Long suppressed and unavailable to the masses, I'm happy to say that WHITE DOG lives up to the hype. At once wild entertainment and a serious statement on race, its sometimes restrained, sometimes over-the-top acting modes and masterfully emotive Ennio Morricone soundtrack make it feel very much like the work of crazed (but skilled) Europeans.
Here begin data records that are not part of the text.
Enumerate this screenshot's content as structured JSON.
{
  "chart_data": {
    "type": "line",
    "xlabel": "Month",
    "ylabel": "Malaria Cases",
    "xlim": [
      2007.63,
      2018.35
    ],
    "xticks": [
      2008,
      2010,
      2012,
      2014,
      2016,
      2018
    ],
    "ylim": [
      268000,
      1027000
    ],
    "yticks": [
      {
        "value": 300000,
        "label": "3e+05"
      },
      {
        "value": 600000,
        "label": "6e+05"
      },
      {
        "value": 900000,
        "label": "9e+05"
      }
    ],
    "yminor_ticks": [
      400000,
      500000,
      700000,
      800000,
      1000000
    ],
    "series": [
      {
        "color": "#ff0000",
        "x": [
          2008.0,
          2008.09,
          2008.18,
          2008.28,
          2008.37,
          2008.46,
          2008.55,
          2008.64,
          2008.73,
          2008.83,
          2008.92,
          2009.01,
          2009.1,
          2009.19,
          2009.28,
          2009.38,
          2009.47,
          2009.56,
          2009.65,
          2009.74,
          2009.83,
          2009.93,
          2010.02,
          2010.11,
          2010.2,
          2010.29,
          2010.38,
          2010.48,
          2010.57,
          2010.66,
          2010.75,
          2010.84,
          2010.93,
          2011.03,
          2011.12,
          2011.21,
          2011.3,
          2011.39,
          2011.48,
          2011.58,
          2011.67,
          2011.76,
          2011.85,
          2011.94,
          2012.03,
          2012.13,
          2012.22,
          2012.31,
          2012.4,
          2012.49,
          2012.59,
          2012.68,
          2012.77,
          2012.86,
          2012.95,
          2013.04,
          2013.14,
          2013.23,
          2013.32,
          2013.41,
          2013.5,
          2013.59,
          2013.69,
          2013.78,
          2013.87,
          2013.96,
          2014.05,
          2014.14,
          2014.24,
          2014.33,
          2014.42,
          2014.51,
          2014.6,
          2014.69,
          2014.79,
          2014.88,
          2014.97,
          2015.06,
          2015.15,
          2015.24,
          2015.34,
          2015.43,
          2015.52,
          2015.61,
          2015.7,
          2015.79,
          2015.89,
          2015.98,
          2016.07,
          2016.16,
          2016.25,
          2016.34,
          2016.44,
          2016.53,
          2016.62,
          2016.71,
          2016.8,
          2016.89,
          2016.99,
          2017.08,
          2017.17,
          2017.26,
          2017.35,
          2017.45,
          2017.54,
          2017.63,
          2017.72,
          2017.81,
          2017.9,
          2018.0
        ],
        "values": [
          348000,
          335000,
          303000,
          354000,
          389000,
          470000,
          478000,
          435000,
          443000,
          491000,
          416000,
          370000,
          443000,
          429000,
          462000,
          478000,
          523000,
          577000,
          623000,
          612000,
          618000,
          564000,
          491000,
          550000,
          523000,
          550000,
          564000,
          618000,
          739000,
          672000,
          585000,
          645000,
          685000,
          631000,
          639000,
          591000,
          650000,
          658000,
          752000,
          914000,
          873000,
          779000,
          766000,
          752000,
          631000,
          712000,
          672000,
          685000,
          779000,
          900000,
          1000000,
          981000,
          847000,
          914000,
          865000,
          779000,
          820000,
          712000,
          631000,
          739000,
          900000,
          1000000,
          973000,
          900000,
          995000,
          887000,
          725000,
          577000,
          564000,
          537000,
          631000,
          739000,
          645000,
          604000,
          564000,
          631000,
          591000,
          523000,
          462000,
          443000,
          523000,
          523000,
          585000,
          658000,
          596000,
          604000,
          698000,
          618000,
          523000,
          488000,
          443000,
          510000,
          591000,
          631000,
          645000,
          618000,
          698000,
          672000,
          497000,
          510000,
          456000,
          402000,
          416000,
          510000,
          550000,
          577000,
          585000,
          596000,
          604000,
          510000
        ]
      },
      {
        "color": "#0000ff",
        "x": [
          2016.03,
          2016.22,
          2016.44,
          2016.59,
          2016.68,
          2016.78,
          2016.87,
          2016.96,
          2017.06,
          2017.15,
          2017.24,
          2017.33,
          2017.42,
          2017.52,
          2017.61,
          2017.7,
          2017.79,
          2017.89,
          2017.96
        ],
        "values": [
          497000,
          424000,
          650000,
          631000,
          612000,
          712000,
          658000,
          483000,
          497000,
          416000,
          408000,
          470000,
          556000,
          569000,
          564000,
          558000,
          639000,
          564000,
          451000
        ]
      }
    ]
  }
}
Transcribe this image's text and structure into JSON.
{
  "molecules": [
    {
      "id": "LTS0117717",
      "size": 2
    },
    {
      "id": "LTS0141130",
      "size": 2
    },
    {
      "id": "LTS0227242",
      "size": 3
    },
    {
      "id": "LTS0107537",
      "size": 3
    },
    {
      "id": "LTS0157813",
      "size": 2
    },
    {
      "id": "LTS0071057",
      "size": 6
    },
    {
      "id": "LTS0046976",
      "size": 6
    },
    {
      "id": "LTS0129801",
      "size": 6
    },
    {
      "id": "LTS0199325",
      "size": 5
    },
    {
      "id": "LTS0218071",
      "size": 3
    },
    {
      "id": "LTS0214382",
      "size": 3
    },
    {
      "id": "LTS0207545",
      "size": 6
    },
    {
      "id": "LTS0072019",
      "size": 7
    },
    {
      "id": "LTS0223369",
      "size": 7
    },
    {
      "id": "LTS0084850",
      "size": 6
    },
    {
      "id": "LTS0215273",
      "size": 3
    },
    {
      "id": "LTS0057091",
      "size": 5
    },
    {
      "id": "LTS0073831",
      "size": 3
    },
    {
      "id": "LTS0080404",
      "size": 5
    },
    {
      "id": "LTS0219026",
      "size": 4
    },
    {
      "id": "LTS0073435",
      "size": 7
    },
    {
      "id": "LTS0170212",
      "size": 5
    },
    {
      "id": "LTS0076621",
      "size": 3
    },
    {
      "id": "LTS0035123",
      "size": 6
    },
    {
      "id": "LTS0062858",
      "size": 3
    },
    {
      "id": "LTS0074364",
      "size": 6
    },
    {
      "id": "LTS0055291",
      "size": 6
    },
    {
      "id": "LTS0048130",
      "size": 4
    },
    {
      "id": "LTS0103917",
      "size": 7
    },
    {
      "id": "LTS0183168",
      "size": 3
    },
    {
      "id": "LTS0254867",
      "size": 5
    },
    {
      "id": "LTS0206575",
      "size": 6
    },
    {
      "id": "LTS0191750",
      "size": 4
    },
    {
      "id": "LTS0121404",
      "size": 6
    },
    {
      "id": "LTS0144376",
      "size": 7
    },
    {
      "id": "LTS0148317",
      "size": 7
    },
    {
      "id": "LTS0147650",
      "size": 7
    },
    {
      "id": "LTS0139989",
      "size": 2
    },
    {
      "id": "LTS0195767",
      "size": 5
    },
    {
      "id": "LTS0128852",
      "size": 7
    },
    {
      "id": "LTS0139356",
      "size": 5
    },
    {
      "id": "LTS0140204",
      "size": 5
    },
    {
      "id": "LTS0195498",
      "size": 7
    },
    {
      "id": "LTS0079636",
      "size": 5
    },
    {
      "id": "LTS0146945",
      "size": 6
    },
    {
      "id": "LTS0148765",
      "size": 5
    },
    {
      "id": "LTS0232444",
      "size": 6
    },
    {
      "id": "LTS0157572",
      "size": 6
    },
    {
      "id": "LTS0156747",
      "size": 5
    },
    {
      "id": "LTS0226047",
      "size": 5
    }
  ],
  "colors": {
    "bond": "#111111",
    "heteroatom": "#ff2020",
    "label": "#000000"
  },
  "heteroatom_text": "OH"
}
Much of its success is due to the likability of it's characters- the waifish Kristy McNichol (the same year as THE PIRATE MOVIE!) exudes cheerful grace; Jameson Parker (sans moustache) is a fleeting friend/love interest; Burl Ives is a hilarious, R2-D2 hating (he flings syringes at what he sees as the death of animal stunts!), jolly, roly-poly old man ("Sour cream... Love it!");

Paul Winfield is the determined, black Ahab out to cure the elusive 'white dog;'

and we even get cameos from the likes of Paul Bartel, Dick Miller, and a cigar-chomping Mr. Fuller himself! The script, loosely adapted by Fuller and Curtis Hanson (THE RIVER WILD, L.A. CONFIDENTIAL) is at times ridiculous (in the best way possible), but always packs a punch. This tale of trying to "cure" racism (instead of ignoring it or trying to destroy it) is a touch nihilistic, but it is so well-structured and directed that it never rings false. Fuller takes you into the dog's world in a much more visceral way than say, AU HASARD BALTHAZAR (and I'm not talking merely about attack sequences), and the result is a primeval melancholy that's quite unlike anything I've ever seen. Five stars, and one of Fuller's best.